FETS Benchmark: Foundation Models Outperform Dataset-specific Machine Learning in Energy Time Series Forecasting

arXiv cs.AI / 4/27/2026

💬 OpinionIdeas & Deep AnalysisModels & Research

Key Points

  • The FETS benchmark paper argues that energy time-series forecasting has traditionally been dataset-specific and costly, but foundation models can generalize better via large-scale pretraining.
  • It introduces the Foundation Models in Energy Time Series Forecasting (FETS) benchmark, including a structured taxonomy of use cases and 54 datasets across nine data categories.
  • Across all evaluated settings and data categories, foundation models outperform classical dataset-optimized machine learning approaches, even when those models have access to the full historical target data during training.
  • The study finds that covariate-informed foundation models perform best, with predictive accuracy correlated to spectral entropy and saturating beyond a certain context length, and improving with higher aggregation levels.
  • The authors conclude that foundation models offer scalable, generalizable forecasting for the energy sector, especially in data-constrained and privacy-sensitive environments.

Abstract

Driven by the transition towards a climate-neutral energy system, accurate energy time series forecasting is critical for planning and operation.
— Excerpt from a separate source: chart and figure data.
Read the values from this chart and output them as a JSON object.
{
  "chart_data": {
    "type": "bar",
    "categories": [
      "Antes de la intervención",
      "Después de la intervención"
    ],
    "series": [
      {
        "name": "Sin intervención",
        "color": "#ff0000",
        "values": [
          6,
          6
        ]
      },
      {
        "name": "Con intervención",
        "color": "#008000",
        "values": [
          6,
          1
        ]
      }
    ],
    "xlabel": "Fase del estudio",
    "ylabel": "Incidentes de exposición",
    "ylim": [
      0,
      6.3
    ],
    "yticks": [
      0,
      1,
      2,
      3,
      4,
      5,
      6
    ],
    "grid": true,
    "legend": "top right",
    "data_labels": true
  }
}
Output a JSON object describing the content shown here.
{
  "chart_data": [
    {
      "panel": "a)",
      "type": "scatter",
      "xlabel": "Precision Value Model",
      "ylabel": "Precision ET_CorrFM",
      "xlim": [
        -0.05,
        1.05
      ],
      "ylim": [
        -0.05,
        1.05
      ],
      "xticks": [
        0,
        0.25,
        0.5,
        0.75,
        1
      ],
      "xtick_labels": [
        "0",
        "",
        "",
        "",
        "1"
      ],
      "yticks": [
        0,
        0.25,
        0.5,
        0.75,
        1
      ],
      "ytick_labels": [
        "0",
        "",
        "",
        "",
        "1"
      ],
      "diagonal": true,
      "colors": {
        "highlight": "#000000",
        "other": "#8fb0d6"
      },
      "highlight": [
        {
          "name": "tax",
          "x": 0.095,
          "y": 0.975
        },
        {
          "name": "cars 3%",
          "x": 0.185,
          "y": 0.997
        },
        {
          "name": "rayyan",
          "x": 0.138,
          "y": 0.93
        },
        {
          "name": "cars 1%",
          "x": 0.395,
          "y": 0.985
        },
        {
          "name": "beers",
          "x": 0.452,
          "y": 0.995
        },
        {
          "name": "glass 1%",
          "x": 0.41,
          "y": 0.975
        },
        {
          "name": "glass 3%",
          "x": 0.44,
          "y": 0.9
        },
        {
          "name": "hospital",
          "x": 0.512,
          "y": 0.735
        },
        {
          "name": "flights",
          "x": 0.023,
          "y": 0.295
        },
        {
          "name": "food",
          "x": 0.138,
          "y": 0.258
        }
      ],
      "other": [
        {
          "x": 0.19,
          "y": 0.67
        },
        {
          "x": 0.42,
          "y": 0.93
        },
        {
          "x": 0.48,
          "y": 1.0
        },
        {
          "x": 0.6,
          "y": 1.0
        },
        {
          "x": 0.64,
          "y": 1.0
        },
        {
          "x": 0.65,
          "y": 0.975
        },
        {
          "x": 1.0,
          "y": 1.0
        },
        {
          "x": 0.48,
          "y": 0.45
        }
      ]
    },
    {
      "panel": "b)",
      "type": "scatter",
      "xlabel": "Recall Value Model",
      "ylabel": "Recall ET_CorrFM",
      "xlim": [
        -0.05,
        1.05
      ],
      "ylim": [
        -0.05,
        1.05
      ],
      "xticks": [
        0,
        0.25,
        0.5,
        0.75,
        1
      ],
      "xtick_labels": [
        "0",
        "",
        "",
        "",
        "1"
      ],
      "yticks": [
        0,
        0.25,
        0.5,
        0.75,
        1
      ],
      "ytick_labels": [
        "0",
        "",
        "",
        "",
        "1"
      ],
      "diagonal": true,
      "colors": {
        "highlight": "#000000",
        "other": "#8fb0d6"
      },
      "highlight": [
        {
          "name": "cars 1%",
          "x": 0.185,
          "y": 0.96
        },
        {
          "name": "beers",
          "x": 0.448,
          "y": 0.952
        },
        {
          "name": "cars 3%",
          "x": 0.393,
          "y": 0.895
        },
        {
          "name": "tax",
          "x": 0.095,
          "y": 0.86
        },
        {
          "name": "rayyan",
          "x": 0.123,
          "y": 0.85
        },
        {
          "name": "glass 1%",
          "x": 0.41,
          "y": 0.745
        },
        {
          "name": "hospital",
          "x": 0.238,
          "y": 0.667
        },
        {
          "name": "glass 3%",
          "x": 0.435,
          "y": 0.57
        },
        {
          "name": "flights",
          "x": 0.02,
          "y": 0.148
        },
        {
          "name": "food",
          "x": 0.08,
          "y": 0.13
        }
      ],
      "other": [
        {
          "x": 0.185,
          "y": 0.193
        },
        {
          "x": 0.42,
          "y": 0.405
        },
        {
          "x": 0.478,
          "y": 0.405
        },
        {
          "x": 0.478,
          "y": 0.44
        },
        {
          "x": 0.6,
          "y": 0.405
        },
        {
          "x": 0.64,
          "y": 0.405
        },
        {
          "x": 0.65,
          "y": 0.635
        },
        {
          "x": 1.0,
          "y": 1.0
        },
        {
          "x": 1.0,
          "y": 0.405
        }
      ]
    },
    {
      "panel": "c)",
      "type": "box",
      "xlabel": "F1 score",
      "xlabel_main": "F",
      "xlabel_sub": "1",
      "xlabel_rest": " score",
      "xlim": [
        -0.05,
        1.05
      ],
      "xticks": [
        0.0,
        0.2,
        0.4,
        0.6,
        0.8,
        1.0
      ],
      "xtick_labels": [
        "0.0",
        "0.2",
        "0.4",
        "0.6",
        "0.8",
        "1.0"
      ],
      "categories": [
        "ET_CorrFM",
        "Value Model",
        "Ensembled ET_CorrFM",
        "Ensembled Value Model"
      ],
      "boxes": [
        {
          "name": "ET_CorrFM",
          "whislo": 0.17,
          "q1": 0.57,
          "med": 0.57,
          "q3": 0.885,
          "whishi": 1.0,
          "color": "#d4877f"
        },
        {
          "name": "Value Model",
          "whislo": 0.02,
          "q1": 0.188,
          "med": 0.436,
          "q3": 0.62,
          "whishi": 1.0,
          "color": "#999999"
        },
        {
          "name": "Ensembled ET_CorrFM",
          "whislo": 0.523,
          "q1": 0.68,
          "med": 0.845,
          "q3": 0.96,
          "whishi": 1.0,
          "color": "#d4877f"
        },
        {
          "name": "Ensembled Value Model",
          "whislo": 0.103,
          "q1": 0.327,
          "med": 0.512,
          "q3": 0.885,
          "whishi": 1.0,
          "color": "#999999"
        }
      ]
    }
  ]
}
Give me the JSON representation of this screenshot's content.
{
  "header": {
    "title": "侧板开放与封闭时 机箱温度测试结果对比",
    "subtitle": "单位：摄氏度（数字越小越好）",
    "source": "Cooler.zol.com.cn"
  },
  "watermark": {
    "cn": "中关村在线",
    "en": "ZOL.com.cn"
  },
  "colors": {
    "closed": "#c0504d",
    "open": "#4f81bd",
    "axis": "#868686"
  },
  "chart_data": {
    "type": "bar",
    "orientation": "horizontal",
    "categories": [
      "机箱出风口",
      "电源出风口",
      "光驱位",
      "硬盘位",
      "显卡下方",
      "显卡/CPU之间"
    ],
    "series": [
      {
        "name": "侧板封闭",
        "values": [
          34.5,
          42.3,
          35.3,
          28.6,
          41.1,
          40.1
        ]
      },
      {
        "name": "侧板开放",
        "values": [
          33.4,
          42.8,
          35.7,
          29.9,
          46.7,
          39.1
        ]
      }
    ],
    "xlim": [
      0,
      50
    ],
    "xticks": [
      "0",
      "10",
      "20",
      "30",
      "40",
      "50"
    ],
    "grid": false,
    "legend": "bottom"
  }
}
Yet, it remains largely a dataset-specific task, requiring comprehensive training data, limiting scalability, and resulting in high model development and maintenance effort. Recently, foundation models that aim to learn generalizable patterns via extensive pretraining have shown superior performance in multiple prediction tasks. Despite their success and strong potential to address challenges in energy forecasting, their application in this domain remains largely unexplored. We address this gap by presenting the Foundation Models in Energy Time Series Forecasting (FETS) benchmark. We (1) provide a structured overview of energy forecasting use cases along three main dimensions: stakeholders, attributes, and data categories; (2) collect and analyze 54 datasets across 9 data categories, guided by typical stakeholder interests; (3) benchmark foundation models against classical machine learning approaches across different forecasting settings. Foundation models consistently outperform dataset-specific optimized machine learning approaches across all settings and data categories, despite the latter having seen the full historic target data during training. In particular, covariate-informed foundation models achieve the strongest performance. Further analysis reveals a strong correlation between predictive performance and spectral entropy, performance saturation beyond a certain context length, and improved performance at higher aggregation levels such as national load, district heating, and power grid data. Overall, our findings highlight the strong potential of foundation models as scalable and generalizable forecasting solutions for the energy domain, particularly in data-constrained and privacy-sensitive settings.